Tuesday, October 31, 2017

What drink was offered to Jesus on the cross?

Image: Mosaic depicting a drinking game.

What drink was offered to Jesus on the cross?

I was tutoring my boys in Latin on Monday morning. We usually read a section of William Stearns Davis' A Day in Old Rome (Allyn and Bacon, 1925, 1966) in each session. Yesterday’s reading was on the wine drinking customs of the ancient Romans. I was struck by this statement:

Common soldiers, slaves, and plebeians of the lowest classes have a special beverage all their own, namely posca, which is simply vinegar mixed with enough water to make it palatable. It probably forms a really refreshing drink, if one can acquire the taste for it (p. 108).

A footnote adds:

Posca was probably the drink in which the sponge was steeped, that was extended to Jesus as He hung on the cross.

This then sent me back to the Gospel accounts:

Matthew 27:34 They gave him vinegar to drink mingled with gall [oxos meta choles memingmenon]: and when he had tasted thereof, he would not drink.

Matthew 27:48 And straightway one of them ran and took a spunge, and filled it with vinegar [spongon, plesas te oxous], and put it on a reed, and gave him to drink.

Mark 15:23 And they gave him to drink wine mingled with myrrh [esmyrnismenon oinon]: but he received it not.

Mark 15:36 And one ran and filled a spunge, full of vinegar [gemisas spongon oxouos] , and put it on a reed, and gave him to drink, saying, Let alone; let us see whether Elias will come to take him down (Mark 15:36).

Luke 23:36 And the soldiers also mocked him, coming to him, and offering him vinegar [oxos] (Luke 23:36).

John 19:29 Now there was set a vessel full of vinegar [oxous meton]: and they filled a spunge with vinegar [plesantes spongon oxous], and put it upon hyssop, and put it to his mouth. 30 When Jesus therefore had received the vinegar [to oxos], he said, It is finished: and he bowed his head, and gave up the ghost.


The offering of a vinegar drink (Greek to oxos, perhaps indeed, the posca mentioned by Davis) to Jesus at his crucifixion is mentioned in all four Gospels. It is multiply attested.

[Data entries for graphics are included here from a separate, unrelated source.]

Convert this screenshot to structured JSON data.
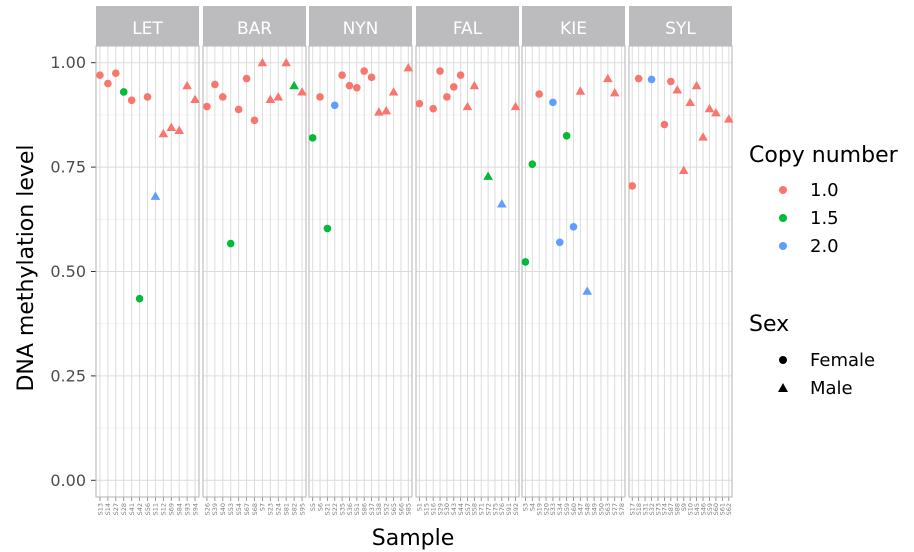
{
  "chart_data": {
    "type": "scatter",
    "xlabel": "Sample",
    "ylabel": "DNA methylation level",
    "ylim": [
      -0.04,
      1.04
    ],
    "yticks": [
      0.0,
      0.25,
      0.5,
      0.75,
      1.0
    ],
    "ytick_labels": [
      "0.00",
      "0.25",
      "0.50",
      "0.75",
      "1.00"
    ],
    "grid": true,
    "legend_placement": "right",
    "colors": {
      "1.0": "#F8766D",
      "1.5": "#00BA38",
      "2.0": "#619CFF"
    },
    "legends": [
      {
        "title": "Copy number",
        "kind": "color",
        "items": [
          {
            "label": "1.0",
            "key": "1.0"
          },
          {
            "label": "1.5",
            "key": "1.5"
          },
          {
            "label": "2.0",
            "key": "2.0"
          }
        ]
      },
      {
        "title": "Sex",
        "kind": "shape",
        "items": [
          {
            "label": "Female",
            "shape": "circle"
          },
          {
            "label": "Male",
            "shape": "triangle"
          }
        ]
      }
    ],
    "facets": [
      {
        "name": "LET",
        "samples": [
          "S13",
          "S14",
          "S27",
          "S28",
          "S41",
          "S42",
          "S56",
          "S11",
          "S12",
          "S69",
          "S84",
          "S93",
          "S94"
        ],
        "points": [
          {
            "sample": "S13",
            "y": 0.97,
            "cn": "1.0",
            "sex": "Female"
          },
          {
            "sample": "S14",
            "y": 0.95,
            "cn": "1.0",
            "sex": "Female"
          },
          {
            "sample": "S27",
            "y": 0.975,
            "cn": "1.0",
            "sex": "Female"
          },
          {
            "sample": "S28",
            "y": 0.93,
            "cn": "1.5",
            "sex": "Female"
          },
          {
            "sample": "S41",
            "y": 0.91,
            "cn": "1.0",
            "sex": "Female"
          },
          {
            "sample": "S42",
            "y": 0.435,
            "cn": "1.5",
            "sex": "Female"
          },
          {
            "sample": "S56",
            "y": 0.918,
            "cn": "1.0",
            "sex": "Female"
          },
          {
            "sample": "S11",
            "y": 0.68,
            "cn": "2.0",
            "sex": "Male"
          },
          {
            "sample": "S12",
            "y": 0.83,
            "cn": "1.0",
            "sex": "Male"
          },
          {
            "sample": "S69",
            "y": 0.845,
            "cn": "1.0",
            "sex": "Male"
          },
          {
            "sample": "S84",
            "y": 0.838,
            "cn": "1.0",
            "sex": "Male"
          },
          {
            "sample": "S93",
            "y": 0.945,
            "cn": "1.0",
            "sex": "Male"
          },
          {
            "sample": "S94",
            "y": 0.912,
            "cn": "1.0",
            "sex": "Male"
          }
        ]
      },
      {
        "name": "BAR",
        "samples": [
          "S26",
          "S39",
          "S40",
          "S53",
          "S54",
          "S67",
          "S68",
          "S7",
          "S23",
          "S24",
          "S81",
          "S82",
          "S95"
        ],
        "points": [
          {
            "sample": "S26",
            "y": 0.895,
            "cn": "1.0",
            "sex": "Female"
          },
          {
            "sample": "S39",
            "y": 0.948,
            "cn": "1.0",
            "sex": "Female"
          },
          {
            "sample": "S40",
            "y": 0.918,
            "cn": "1.0",
            "sex": "Female"
          },
          {
            "sample": "S53",
            "y": 0.567,
            "cn": "1.5",
            "sex": "Female"
          },
          {
            "sample": "S54",
            "y": 0.888,
            "cn": "1.0",
            "sex": "Female"
          },
          {
            "sample": "S67",
            "y": 0.962,
            "cn": "1.0",
            "sex": "Female"
          },
          {
            "sample": "S68",
            "y": 0.862,
            "cn": "1.0",
            "sex": "Female"
          },
          {
            "sample": "S7",
            "y": 1.0,
            "cn": "1.0",
            "sex": "Male"
          },
          {
            "sample": "S23",
            "y": 0.912,
            "cn": "1.0",
            "sex": "Male"
          },
          {
            "sample": "S24",
            "y": 0.918,
            "cn": "1.0",
            "sex": "Male"
          },
          {
            "sample": "S81",
            "y": 1.0,
            "cn": "1.0",
            "sex": "Male"
          },
          {
            "sample": "S82",
            "y": 0.945,
            "cn": "1.5",
            "sex": "Male"
          },
          {
            "sample": "S95",
            "y": 0.93,
            "cn": "1.0",
            "sex": "Male"
          }
        ]
      },
      {
        "name": "NYN",
        "samples": [
          "S5",
          "S6",
          "S21",
          "S22",
          "S35",
          "S36",
          "S51",
          "S86",
          "S37",
          "S38",
          "S52",
          "S65",
          "S66",
          "S85"
        ],
        "points": [
          {
            "sample": "S5",
            "y": 0.82,
            "cn": "1.5",
            "sex": "Female"
          },
          {
            "sample": "S6",
            "y": 0.918,
            "cn": "1.0",
            "sex": "Female"
          },
          {
            "sample": "S21",
            "y": 0.603,
            "cn": "1.5",
            "sex": "Female"
          },
          {
            "sample": "S22",
            "y": 0.898,
            "cn": "2.0",
            "sex": "Female"
          },
          {
            "sample": "S35",
            "y": 0.97,
            "cn": "1.0",
            "sex": "Female"
          },
          {
            "sample": "S36",
            "y": 0.945,
            "cn": "1.0",
            "sex": "Female"
          },
          {
            "sample": "S51",
            "y": 0.94,
            "cn": "1.0",
            "sex": "Female"
          },
          {
            "sample": "S86",
            "y": 0.98,
            "cn": "1.0",
            "sex": "Female"
          },
          {
            "sample": "S37",
            "y": 0.965,
            "cn": "1.0",
            "sex": "Female"
          },
          {
            "sample": "S38",
            "y": 0.882,
            "cn": "1.0",
            "sex": "Male"
          },
          {
            "sample": "S52",
            "y": 0.885,
            "cn": "1.0",
            "sex": "Male"
          },
          {
            "sample": "S65",
            "y": 0.93,
            "cn": "1.0",
            "sex": "Male"
          },
          {
            "sample": "S85",
            "y": 0.988,
            "cn": "1.0",
            "sex": "Male"
          }
        ]
      },
      {
        "name": "FAL",
        "samples": [
          "S1",
          "S15",
          "S16",
          "S29",
          "S30",
          "S43",
          "S44",
          "S57",
          "S58",
          "S71",
          "S72",
          "S75",
          "S76",
          "S91",
          "S92"
        ],
        "points": [
          {
            "sample": "S1",
            "y": 0.902,
            "cn": "1.0",
            "sex": "Female"
          },
          {
            "sample": "S16",
            "y": 0.89,
            "cn": "1.0",
            "sex": "Female"
          },
          {
            "sample": "S29",
            "y": 0.98,
            "cn": "1.0",
            "sex": "Female"
          },
          {
            "sample": "S30",
            "y": 0.918,
            "cn": "1.0",
            "sex": "Female"
          },
          {
            "sample": "S43",
            "y": 0.942,
            "cn": "1.0",
            "sex": "Female"
          },
          {
            "sample": "S44",
            "y": 0.97,
            "cn": "1.0",
            "sex": "Female"
          },
          {
            "sample": "S57",
            "y": 0.895,
            "cn": "1.0",
            "sex": "Male"
          },
          {
            "sample": "S58",
            "y": 0.945,
            "cn": "1.0",
            "sex": "Male"
          },
          {
            "sample": "S72",
            "y": 0.728,
            "cn": "1.5",
            "sex": "Male"
          },
          {
            "sample": "S76",
            "y": 0.662,
            "cn": "2.0",
            "sex": "Male"
          },
          {
            "sample": "S92",
            "y": 0.895,
            "cn": "1.0",
            "sex": "Male"
          }
        ]
      },
      {
        "name": "KIE",
        "samples": [
          "S3",
          "S4",
          "S19",
          "S20",
          "S33",
          "S34",
          "S59",
          "S60",
          "S47",
          "S48",
          "S49",
          "S50",
          "S63",
          "S77",
          "S78"
        ],
        "points": [
          {
            "sample": "S3",
            "y": 0.523,
            "cn": "1.5",
            "sex": "Female"
          },
          {
            "sample": "S4",
            "y": 0.757,
            "cn": "1.5",
            "sex": "Female"
          },
          {
            "sample": "S19",
            "y": 0.925,
            "cn": "1.0",
            "sex": "Female"
          },
          {
            "sample": "S33",
            "y": 0.905,
            "cn": "2.0",
            "sex": "Female"
          },
          {
            "sample": "S34",
            "y": 0.57,
            "cn": "2.0",
            "sex": "Female"
          },
          {
            "sample": "S59",
            "y": 0.825,
            "cn": "1.5",
            "sex": "Female"
          },
          {
            "sample": "S60",
            "y": 0.607,
            "cn": "2.0",
            "sex": "Female"
          },
          {
            "sample": "S47",
            "y": 0.932,
            "cn": "1.0",
            "sex": "Male"
          },
          {
            "sample": "S48",
            "y": 0.453,
            "cn": "2.0",
            "sex": "Male"
          },
          {
            "sample": "S63",
            "y": 0.962,
            "cn": "1.0",
            "sex": "Male"
          },
          {
            "sample": "S77",
            "y": 0.928,
            "cn": "1.0",
            "sex": "Male"
          }
        ]
      },
      {
        "name": "SYL",
        "samples": [
          "S17",
          "S18",
          "S31",
          "S32",
          "S73",
          "S74",
          "S87",
          "S88",
          "S9",
          "S10",
          "S45",
          "S46",
          "S59",
          "S60",
          "S61",
          "S62"
        ],
        "points": [
          {
            "sample": "S17",
            "y": 0.705,
            "cn": "1.0",
            "sex": "Female"
          },
          {
            "sample": "S18",
            "y": 0.962,
            "cn": "1.0",
            "sex": "Female"
          },
          {
            "sample": "S32",
            "y": 0.96,
            "cn": "2.0",
            "sex": "Female"
          },
          {
            "sample": "S74",
            "y": 0.852,
            "cn": "1.0",
            "sex": "Female"
          },
          {
            "sample": "S87",
            "y": 0.955,
            "cn": "1.0",
            "sex": "Female"
          },
          {
            "sample": "S88",
            "y": 0.935,
            "cn": "1.0",
            "sex": "Male"
          },
          {
            "sample": "S9",
            "y": 0.742,
            "cn": "1.0",
            "sex": "Male"
          },
          {
            "sample": "S10",
            "y": 0.905,
            "cn": "1.0",
            "sex": "Male"
          },
          {
            "sample": "S45",
            "y": 0.945,
            "cn": "1.0",
            "sex": "Male"
          },
          {
            "sample": "S46",
            "y": 0.822,
            "cn": "1.0",
            "sex": "Male"
          },
          {
            "sample": "S59",
            "y": 0.89,
            "cn": "1.0",
            "sex": "Male"
          },
          {
            "sample": "S60",
            "y": 0.88,
            "cn": "1.0",
            "sex": "Male"
          },
          {
            "sample": "S62",
            "y": 0.865,
            "cn": "1.0",
            "sex": "Male"
          }
        ]
      }
    ]
  }
}
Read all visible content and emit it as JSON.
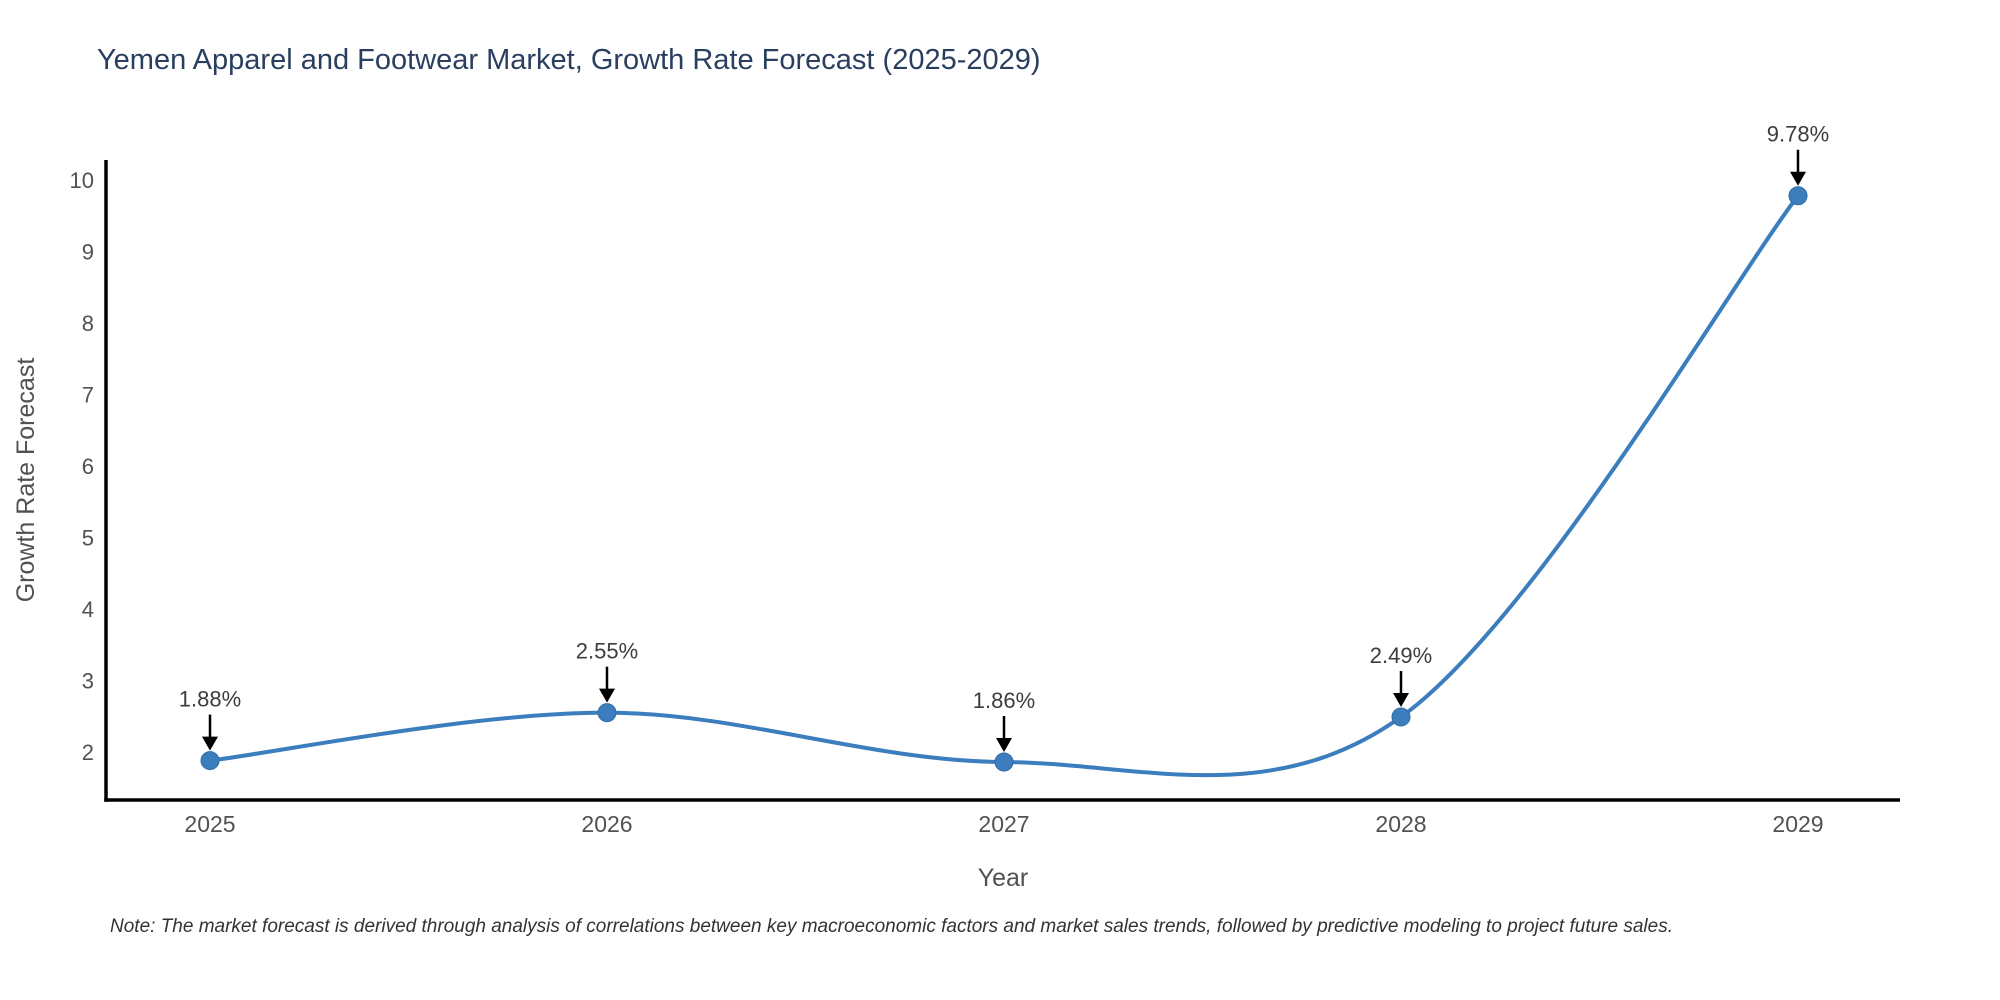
{
  "title": {
    "text": "Yemen Apparel and Footwear Market, Growth Rate Forecast (2025-2029)",
    "color": "#2a3f5f"
  },
  "note": {
    "text": "Note: The market forecast is derived through analysis of correlations between key macroeconomic factors and market sales trends, followed by predictive modeling to project future sales."
  },
  "chart_data": {
    "type": "line",
    "line_shape": "spline",
    "x": [
      2025,
      2026,
      2027,
      2028,
      2029
    ],
    "series": [
      {
        "name": "Growth Rate Forecast",
        "values": [
          1.88,
          2.55,
          1.86,
          2.49,
          9.78
        ]
      }
    ],
    "point_labels": [
      "1.88%",
      "2.55%",
      "1.86%",
      "2.49%",
      "9.78%"
    ],
    "title": "Yemen Apparel and Footwear Market, Growth Rate Forecast (2025-2029)",
    "xlabel": "Year",
    "ylabel": "Growth Rate Forecast",
    "y_ticks": [
      2,
      3,
      4,
      5,
      6,
      7,
      8,
      9,
      10
    ],
    "ylim": [
      1.33,
      10.28
    ],
    "grid": false,
    "legend": false,
    "colors": {
      "line": "#3b7dbd",
      "marker": "#3b7dbd",
      "marker_edge": "#2f6da8",
      "axis_line": "#000000",
      "tick_label": "#515151",
      "axis_title": "#515151",
      "annotation_text": "#3d3d3d",
      "annotation_arrow": "#000000"
    }
  }
}
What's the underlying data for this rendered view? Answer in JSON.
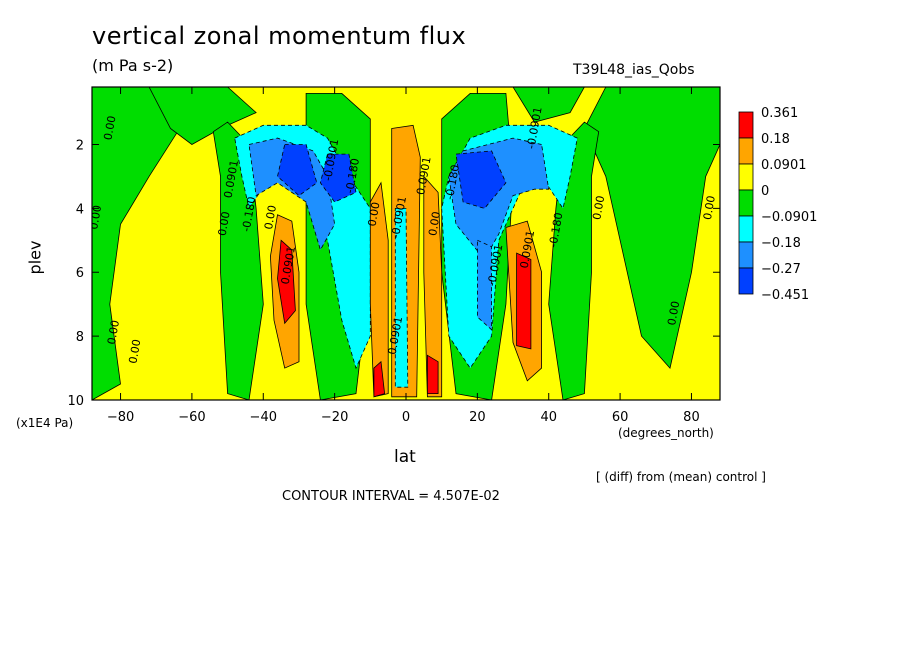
{
  "header": {
    "title": "vertical zonal momentum flux",
    "units": "(m Pa s-2)",
    "run_name": "T39L48_ias_Qobs"
  },
  "footer": {
    "diff_note": "[ (diff) from (mean) control ]",
    "contour_interval": "CONTOUR INTERVAL = 4.507E-02"
  },
  "chart_data": {
    "type": "heatmap",
    "subtype": "filled contour",
    "xlabel": "lat",
    "x_unit": "(degrees_north)",
    "ylabel": "plev",
    "y_unit": "(x1E4 Pa)",
    "xlim": [
      -88,
      88
    ],
    "ylim": [
      10,
      0.2
    ],
    "x_ticks": [
      -80,
      -60,
      -40,
      -20,
      0,
      20,
      40,
      60,
      80
    ],
    "y_ticks": [
      2,
      4,
      6,
      8,
      10
    ],
    "colorbar": {
      "levels": [
        "0.361",
        "0.18",
        "0.0901",
        "0",
        "-0.0901",
        "-0.18",
        "-0.27",
        "-0.451"
      ],
      "colors": [
        "#ff0000",
        "#ffa500",
        "#ffff00",
        "#00dd00",
        "#00ffff",
        "#1e90ff",
        "#0040ff"
      ]
    },
    "contour_labels": [
      {
        "text": "0.00",
        "lat": -82,
        "plev": 1.5
      },
      {
        "text": "0.00",
        "lat": -86,
        "plev": 4.3
      },
      {
        "text": "0.00",
        "lat": -81,
        "plev": 7.9
      },
      {
        "text": "0.00",
        "lat": -75,
        "plev": 8.5
      },
      {
        "text": "0.0901",
        "lat": -48,
        "plev": 3.1
      },
      {
        "text": "0.00",
        "lat": -50,
        "plev": 4.5
      },
      {
        "text": "-0.180",
        "lat": -43,
        "plev": 4.2
      },
      {
        "text": "0.00",
        "lat": -37,
        "plev": 4.3
      },
      {
        "text": "0.0901",
        "lat": -32,
        "plev": 5.8
      },
      {
        "text": "-0.0901",
        "lat": -20,
        "plev": 2.5
      },
      {
        "text": "-0.180",
        "lat": -14,
        "plev": 3.0
      },
      {
        "text": "0.00",
        "lat": -8,
        "plev": 4.2
      },
      {
        "text": "-0.0901",
        "lat": -1,
        "plev": 4.3
      },
      {
        "text": "0.0901",
        "lat": 6,
        "plev": 3.0
      },
      {
        "text": "0.00",
        "lat": 9,
        "plev": 4.5
      },
      {
        "text": "0.0901",
        "lat": -2,
        "plev": 8.0
      },
      {
        "text": "-0.180",
        "lat": 14,
        "plev": 3.2
      },
      {
        "text": "-0.0901",
        "lat": 37,
        "plev": 1.5
      },
      {
        "text": "-0.0901",
        "lat": 26,
        "plev": 5.8
      },
      {
        "text": "0.0901",
        "lat": 35,
        "plev": 5.3
      },
      {
        "text": "-0.180",
        "lat": 43,
        "plev": 4.7
      },
      {
        "text": "0.00",
        "lat": 55,
        "plev": 4.0
      },
      {
        "text": "0.00",
        "lat": 86,
        "plev": 4.0
      },
      {
        "text": "0.00",
        "lat": 76,
        "plev": 7.3
      }
    ]
  }
}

Matthew and Mark are unique in that they mention two offerings and in their note of his refusal at the first offering. It is not implausible, however, to harmonize these with the other accounts.

John notes the offering was just before his final statement, “It is finished” and death.

Though noting the similarities in the accounts above, it should also be recognized that each account is unique. The closest parallels are between Matthew and Mark. Still, even the language of Matthew and Mark differ. Luke’s is the most minimal. This argues against the idea of literary dependence among the Gospels and toward independent development based on common tradition.


1 comment:

Andrew said...

A few thoughts I had on this: The descriptions given in the Gospels seem to indicate that at least three different offerings of drink to Jesus took place. It is the last one, the vinegar, that fulfills the prophecy in Psalm 69.21. And it seems like this was the last prophecy that still had to be fulfilled at that point, since this is the one that's mentioned more consistently by Gospel writers.

The fact that other offerings of drink were made before this last one might indicate a kind of temptation toward Christ to fulfill prophecies in a way that is less than complete, since the drink offered in those other instances didn't match the exact description given. Jesus' refusal to drink it might then be compared to when the Lord refused to accept the temptation in the wilderness. In that case, the temptation by Satan toward Christ was explicitly premised on the idea of seemingly fulfilling other prophecies about Christ, but in the "wrong" way. These other drink offerings might potentially be viewed in the same light, and it's possible that the people giving these offerings were being moved to do so by some other influence.

Furthermore, it is interesting that the vinegar mixed with gall mentioned by Matthew was tasted but Jesus did not drink it, while the wine mingled with myrrh mentioned by Mark was not received. Recall the prophecy at the last supper, "Verily I say unto you, I will drink no more of the fruit of the vine, until that day that I drink it new in the kingdom of God." The fact that wine was offered, as mentioned by Mark, might further indicate a temptation to violate this prophecy had occurred here as well.

I agree that accounts like this in the Gospels make attempts at arguing literary dependence between Gospels incredibly convoluted and unwieldy. The obvious and immediate explanation is that each account came from a direct eyewitness.